そして個室に入るとスマートフォンを使って、”社員 破棄”と検索した。
しかし、それについての記事は驚くほどに見つからなかった。
ただ、山下の言うことが正しいということは、調べる内に分かってきた。
何度か検索ワードを変更して検索を進めていると、”会社都合による退職社員への特別処置法案”というものが去年可決され、今年から施行されていることが分かった。
詳しく見ていくと”該当社員の受諾があれば、情報の秘匿を目的とした超法規的措置を行ってもよい”と記述してある。
(おいおい、超法規的措置って……それで、殺してもいいってことになるのか……まさか?)
平田の顔から血の気が引いた。じゃあ、今から俺がやろうとしていることって……
「死刑……宣告……?」
冗談じゃない。道理で山下課長がやりたがらないわけだ、と平田は合点がいった。
(この国はおかしくなってしまったんじゃないのか……?)
こんなことが許されるはずはない、と平田はひどく動揺した。
(どうしてもっとメディアはこのことを大きく取り上げないんだ?こんなの大ニュースだろう)
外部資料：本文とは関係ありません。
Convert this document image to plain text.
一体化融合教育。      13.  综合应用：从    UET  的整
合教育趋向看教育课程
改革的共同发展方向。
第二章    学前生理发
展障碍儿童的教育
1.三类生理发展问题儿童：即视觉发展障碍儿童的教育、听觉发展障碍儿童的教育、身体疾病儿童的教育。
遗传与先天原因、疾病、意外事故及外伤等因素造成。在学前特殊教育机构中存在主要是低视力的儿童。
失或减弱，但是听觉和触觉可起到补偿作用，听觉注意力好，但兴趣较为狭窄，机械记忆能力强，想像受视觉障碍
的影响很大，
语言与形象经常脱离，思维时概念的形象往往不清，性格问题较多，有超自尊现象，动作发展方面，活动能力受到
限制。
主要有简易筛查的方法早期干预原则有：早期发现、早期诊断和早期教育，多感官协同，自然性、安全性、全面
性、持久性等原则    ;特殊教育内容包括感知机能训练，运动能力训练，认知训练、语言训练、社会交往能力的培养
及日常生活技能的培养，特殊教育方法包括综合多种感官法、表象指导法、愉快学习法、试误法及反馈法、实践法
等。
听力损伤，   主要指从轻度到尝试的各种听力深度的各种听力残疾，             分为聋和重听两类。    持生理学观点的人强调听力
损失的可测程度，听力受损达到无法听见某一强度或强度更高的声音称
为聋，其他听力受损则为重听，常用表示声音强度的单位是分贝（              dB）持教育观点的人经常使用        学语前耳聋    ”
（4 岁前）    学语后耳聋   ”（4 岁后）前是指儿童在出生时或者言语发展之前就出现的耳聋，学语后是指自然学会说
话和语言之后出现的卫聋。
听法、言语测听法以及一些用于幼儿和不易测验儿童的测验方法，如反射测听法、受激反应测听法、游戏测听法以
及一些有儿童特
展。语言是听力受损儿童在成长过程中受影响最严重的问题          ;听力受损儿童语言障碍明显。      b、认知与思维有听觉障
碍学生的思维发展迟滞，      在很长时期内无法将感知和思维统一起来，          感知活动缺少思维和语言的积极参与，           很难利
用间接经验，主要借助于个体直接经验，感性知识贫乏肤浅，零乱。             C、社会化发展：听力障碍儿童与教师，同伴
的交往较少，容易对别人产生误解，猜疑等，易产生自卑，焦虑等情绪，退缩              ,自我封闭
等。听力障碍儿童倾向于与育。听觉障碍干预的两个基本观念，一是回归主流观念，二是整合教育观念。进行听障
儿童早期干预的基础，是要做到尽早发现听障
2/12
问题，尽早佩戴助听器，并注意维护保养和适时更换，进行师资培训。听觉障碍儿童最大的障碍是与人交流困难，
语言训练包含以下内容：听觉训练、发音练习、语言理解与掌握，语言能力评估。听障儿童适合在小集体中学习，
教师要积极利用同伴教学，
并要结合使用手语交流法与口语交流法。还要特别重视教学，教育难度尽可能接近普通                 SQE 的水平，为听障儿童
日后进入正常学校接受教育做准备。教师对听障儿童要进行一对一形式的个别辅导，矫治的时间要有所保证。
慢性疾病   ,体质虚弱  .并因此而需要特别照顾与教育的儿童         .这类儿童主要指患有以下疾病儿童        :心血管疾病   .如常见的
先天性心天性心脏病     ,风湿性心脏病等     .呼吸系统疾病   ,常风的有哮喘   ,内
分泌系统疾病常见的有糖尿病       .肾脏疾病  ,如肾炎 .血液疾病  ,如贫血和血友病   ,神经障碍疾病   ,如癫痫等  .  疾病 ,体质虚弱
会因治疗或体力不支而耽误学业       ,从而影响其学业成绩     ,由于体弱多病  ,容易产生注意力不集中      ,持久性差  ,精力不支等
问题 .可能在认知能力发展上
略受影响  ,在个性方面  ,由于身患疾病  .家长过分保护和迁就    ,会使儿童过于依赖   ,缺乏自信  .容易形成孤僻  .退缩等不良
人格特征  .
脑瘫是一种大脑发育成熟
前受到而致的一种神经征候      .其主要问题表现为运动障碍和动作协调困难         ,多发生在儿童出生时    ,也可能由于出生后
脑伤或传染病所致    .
ネットで検索をしているときから違和感を感じていたのだ。
余りにもこの法案について取り上げている記事が少なすぎる。
この法案の可決や施行時期、概要などを浅く取り上げる記事は存在したが、批評を下す記事などはまるで存在しなかった。
(もしかして、政府が情報を規制しているのだろうか……?)
ひどく恐ろしいことに自分が巻き込まれてしまったのではないか、という疑念が平田の胸の内でぐるぐると回る。
そうやって暫くの間個室に籠りきりでいると、こんこん と個室のドアを叩く音がした。